Imagining rock music without Chuck Berry is no mere historical mind game like “What if Spartacus had a tank?” It’s more complicated than pondering if Eric, Jeff, and Jimmy would have made it into the Yardbirds without Chuck’s influence -- and whether everything from Zeppelin and heavy metal to punk to alternative rock and the White Stripes would have subsequently evolved. Because Berry not only forged rock music in his image, he invented its whole language: teen angst, car culture, dancehall revelries, trying for further. More than 50 years later, if you don't get a thrill when Chuck catches Maybellene at the top of the hill, you better check your pulse or consult your guitar.

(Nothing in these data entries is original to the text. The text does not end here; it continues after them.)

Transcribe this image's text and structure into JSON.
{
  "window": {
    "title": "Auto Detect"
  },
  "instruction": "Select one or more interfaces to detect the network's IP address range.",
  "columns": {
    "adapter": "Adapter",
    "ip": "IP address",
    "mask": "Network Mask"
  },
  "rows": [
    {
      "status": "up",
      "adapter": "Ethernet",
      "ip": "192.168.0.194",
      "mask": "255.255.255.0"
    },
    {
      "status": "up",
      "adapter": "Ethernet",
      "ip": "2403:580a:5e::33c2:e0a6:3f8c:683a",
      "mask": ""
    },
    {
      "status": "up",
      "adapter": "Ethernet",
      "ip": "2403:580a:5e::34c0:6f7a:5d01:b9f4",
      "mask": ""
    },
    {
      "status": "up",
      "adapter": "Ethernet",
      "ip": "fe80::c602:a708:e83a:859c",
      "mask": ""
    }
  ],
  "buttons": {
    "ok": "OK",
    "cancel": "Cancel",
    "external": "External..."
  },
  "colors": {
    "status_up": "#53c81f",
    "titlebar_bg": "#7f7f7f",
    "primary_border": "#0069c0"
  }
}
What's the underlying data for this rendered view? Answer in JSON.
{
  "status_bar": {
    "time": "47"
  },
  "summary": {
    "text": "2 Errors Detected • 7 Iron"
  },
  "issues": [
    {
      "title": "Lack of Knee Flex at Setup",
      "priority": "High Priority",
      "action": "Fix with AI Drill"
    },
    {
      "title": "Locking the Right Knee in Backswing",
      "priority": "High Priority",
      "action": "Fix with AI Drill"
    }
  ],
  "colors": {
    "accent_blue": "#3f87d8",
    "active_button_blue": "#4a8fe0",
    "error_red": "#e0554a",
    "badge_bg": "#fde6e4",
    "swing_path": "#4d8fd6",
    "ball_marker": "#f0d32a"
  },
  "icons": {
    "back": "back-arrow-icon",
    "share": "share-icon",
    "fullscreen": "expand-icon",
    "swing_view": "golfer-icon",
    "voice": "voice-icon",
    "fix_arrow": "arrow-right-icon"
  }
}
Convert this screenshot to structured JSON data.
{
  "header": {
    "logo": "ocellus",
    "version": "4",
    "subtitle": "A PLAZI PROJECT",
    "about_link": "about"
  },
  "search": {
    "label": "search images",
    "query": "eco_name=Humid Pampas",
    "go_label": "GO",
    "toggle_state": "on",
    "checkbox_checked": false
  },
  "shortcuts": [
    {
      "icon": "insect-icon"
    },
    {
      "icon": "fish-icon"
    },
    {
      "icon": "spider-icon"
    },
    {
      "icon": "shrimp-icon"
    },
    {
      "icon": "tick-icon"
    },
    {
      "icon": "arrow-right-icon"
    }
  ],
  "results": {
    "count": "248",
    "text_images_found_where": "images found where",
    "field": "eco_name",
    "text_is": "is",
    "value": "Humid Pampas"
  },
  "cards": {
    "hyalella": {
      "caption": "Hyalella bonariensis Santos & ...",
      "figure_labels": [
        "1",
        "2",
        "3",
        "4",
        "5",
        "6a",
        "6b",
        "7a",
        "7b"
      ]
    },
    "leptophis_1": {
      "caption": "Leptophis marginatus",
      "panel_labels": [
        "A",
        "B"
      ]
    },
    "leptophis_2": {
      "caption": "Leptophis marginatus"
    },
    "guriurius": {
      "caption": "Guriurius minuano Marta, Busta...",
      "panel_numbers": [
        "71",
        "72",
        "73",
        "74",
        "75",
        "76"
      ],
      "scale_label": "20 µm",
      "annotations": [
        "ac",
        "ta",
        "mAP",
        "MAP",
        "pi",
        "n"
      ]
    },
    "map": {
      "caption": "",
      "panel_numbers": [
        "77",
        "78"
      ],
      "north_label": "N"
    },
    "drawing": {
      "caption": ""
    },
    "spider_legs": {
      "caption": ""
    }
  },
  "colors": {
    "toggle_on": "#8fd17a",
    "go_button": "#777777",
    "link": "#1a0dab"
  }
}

But truth be told, Chuck Berry's influence might be universal--literally. In the mid-‘70s, a NASA panel chaired by the late Dr. Carl Sagan was tasked with compiling a virtual anthology of human culture, a collection of sounds and images to be encoded on a pair of gold-plated alloy discs and attached to the Voyager I and II deep space probes which, 30 years after their 1977 launch, are poised to become the first human artifacts to escape the solar system into interstellar space. One is destined to pass near its first adjacent star in about 40,000 years. But those space-borne Golden Discs also belie their age: they’re analog, not digital, and even come packed with a stylus to play them--if not a turntable to spin them. E.T. D.J.s, take note.

On the golden discs inside the Voyager space probes are spoken greetings from peoples around the world, the sounds of wind, rain, and surf; of dogs, frogs, and crickets, and tractors, ships, and planes. And, of course,there is music. But there’s no Sinatra or Streisand, no be-bop or even Beatles (Sagan lobbied hard for “Here Comes the Sun”; the band concurred, but their label demurred). 

Bach gets three cuts, Mozart, Beethoven, and Stravinsky one each. There are also Peruvian panpipes, Senagalese percussion, Navajo chants, and an Indian raga. And the entire history of America’s ethnic and popular music is summed up by Blind Willie Johnson’s “Dark Was the Night,"  “Melancholy Blues” by Louis Armstrong and his Hot Seven. And Chuck Berry’s “Johnny B. Goode.”

If and when contact with extraterrestrial intelligence does occur, their first communique will likely be just four words: “Send more Chuck Berry.”